Самоуничтожение Соединенных Штатов

Мне неловко говорить это здесь, в Москве, но я должен признать, что Россия никогда не была для меня важной темой. Это не значит, что Россия меня не интересует, но она никогда не была в центре моих размышлений. Суть моих размышлений описана в названии моей книги, Поражение Запада. Не победа России, а поражение Запада является предметом моего исследования. Я думаю, что Запад разрушает сам себя.

Для того чтобы предложить и продемонстрировать эту гипотезу, я также имел в своем распоряжении ряд индикаторов. Я ограничусь здесь разговором о Соединенных Штатах. Я работаю над эволюцией Соединенных Штатов уже довольно давно.

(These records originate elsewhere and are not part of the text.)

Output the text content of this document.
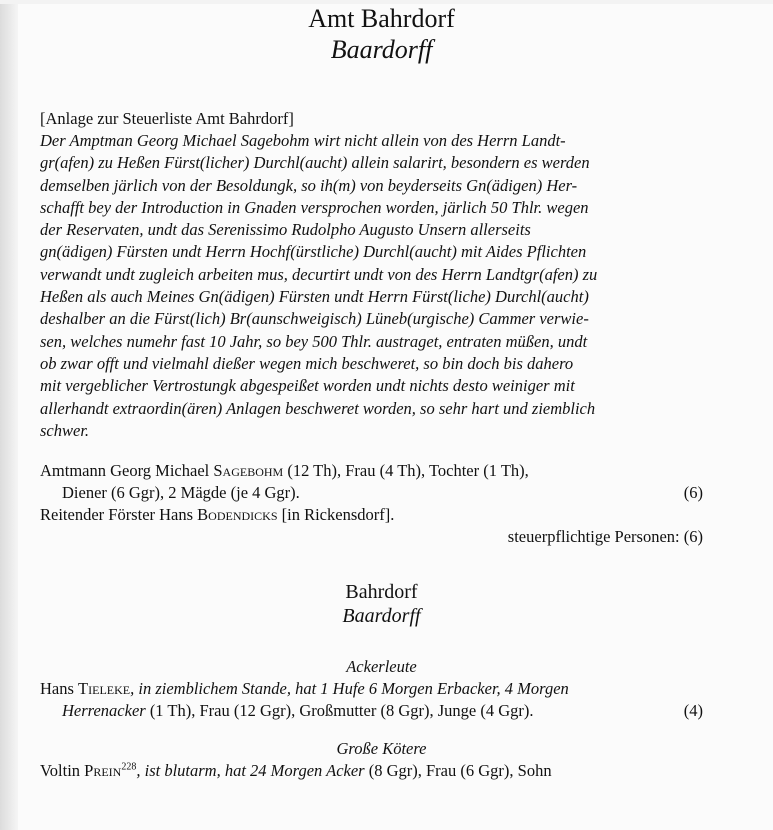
Amt Bahrdorf
Baardorff
[Anlage zur Steuerliste Amt Bahrdorf]
Der Amptman Georg Michael Sagebohm wirt nicht allein von des Herrn Landt-
gr(afen) zu Heßen Fürst(licher) Durchl(aucht) allein salarirt, besondern es werden
demselben järlich von der Besoldungk, so ih(m) von beyderseits Gn(ädigen) Her-
schafft bey der Introduction in Gnaden versprochen worden, järlich 50 Thlr. wegen
der Reservaten, undt das Serenissimo Rudolpho Augusto Unsern allerseits
gn(ädigen) Fürsten undt Herrn Hochf(ürstliche) Durchl(aucht) mit Aides Pflichten
verwandt undt zugleich arbeiten mus, decurtirt undt von des Herrn Landtgr(afen) zu
Heßen als auch Meines Gn(ädigen) Fürsten undt Herrn Fürst(liche) Durchl(aucht)
deshalber an die Fürst(lich) Br(aunschweigisch) Lüneb(urgische) Cammer verwie-
sen, welches numehr fast 10 Jahr, so bey 500 Thlr. austraget, entraten müßen, undt
ob zwar offt und vielmahl dießer wegen mich beschweret, so bin doch bis dahero
mit vergeblicher Vertrostungk abgespeißet worden undt nichts desto weiniger mit
allerhandt extraordin(ären) Anlagen beschweret worden, so sehr hart und ziemblich
schwer.
Amtmann Georg Michael Sagebohm (12 Th), Frau (4 Th), Tochter (1 Th),
Diener (6 Ggr), 2 Mägde (je 4 Ggr).	(6)
Reitender Förster Hans Bodendicks [in Rickensdorf].
steuerpflichtige Personen: (6)
Bahrdorf
Baardorff
Ackerleute
Hans Tieleke, in ziemblichem Stande, hat 1 Hufe 6 Morgen Erbacker, 4 Morgen
Herrenacker (1 Th), Frau (12 Ggr), Großmutter (8 Ggr), Junge (4 Ggr).	(4)
Große Kötere
Voltin Prein$^{228}$, ist blutarm, hat 24 Morgen Acker (8 Ggr), Frau (6 Ggr), Sohn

Я знал о разрушении американской промышленной базы, особенно после вступления Китая во Всемирную торговую организацию в 2001 году, а также о трудностях, с которыми столкнутся США в производстве достаточного количества оружия для ведения войны.

Я сравнил количество инженеров — людей, посвятивших себя производству реальных вещей — в США и России. И я заметил, что Россия, с населением, эквивалентным 40% населения США, смогла подготовить больше инженеров. Просто потому, что в России 25% студентов изучают инженерное дело, по сравнению с 7% в США. Конечно, количество инженеров следует рассматривать как ключевой фактор, который более глубоко отражает количество техников и квалифицированных рабочих и промышленный потенциал в целом.

У меня были и другие долгосрочные показатели для Соединенных Штатов, поскольку я исследовал падение уровня образования и падение высшего образования, как качественное, так и количественное, начавшееся еще в 1965 году. Спад американского интеллектуального потенциала начался гораздо раньше. Однако мы не должны забывать, что этот спад произошел после подъема, который длился два с половиной столетия.

Соединенные Штаты имели огромный исторический успех, прежде чем погрузиться в нынешнюю катастрофу, успех, который стал самым ярким примером исторического успеха протестантского мира. Протестантская религия была сердцем американской культуры. Она также была сердцем английской культуры, скандинавских культур и немецкой культуры, поскольку Германия на две трети является протестантской.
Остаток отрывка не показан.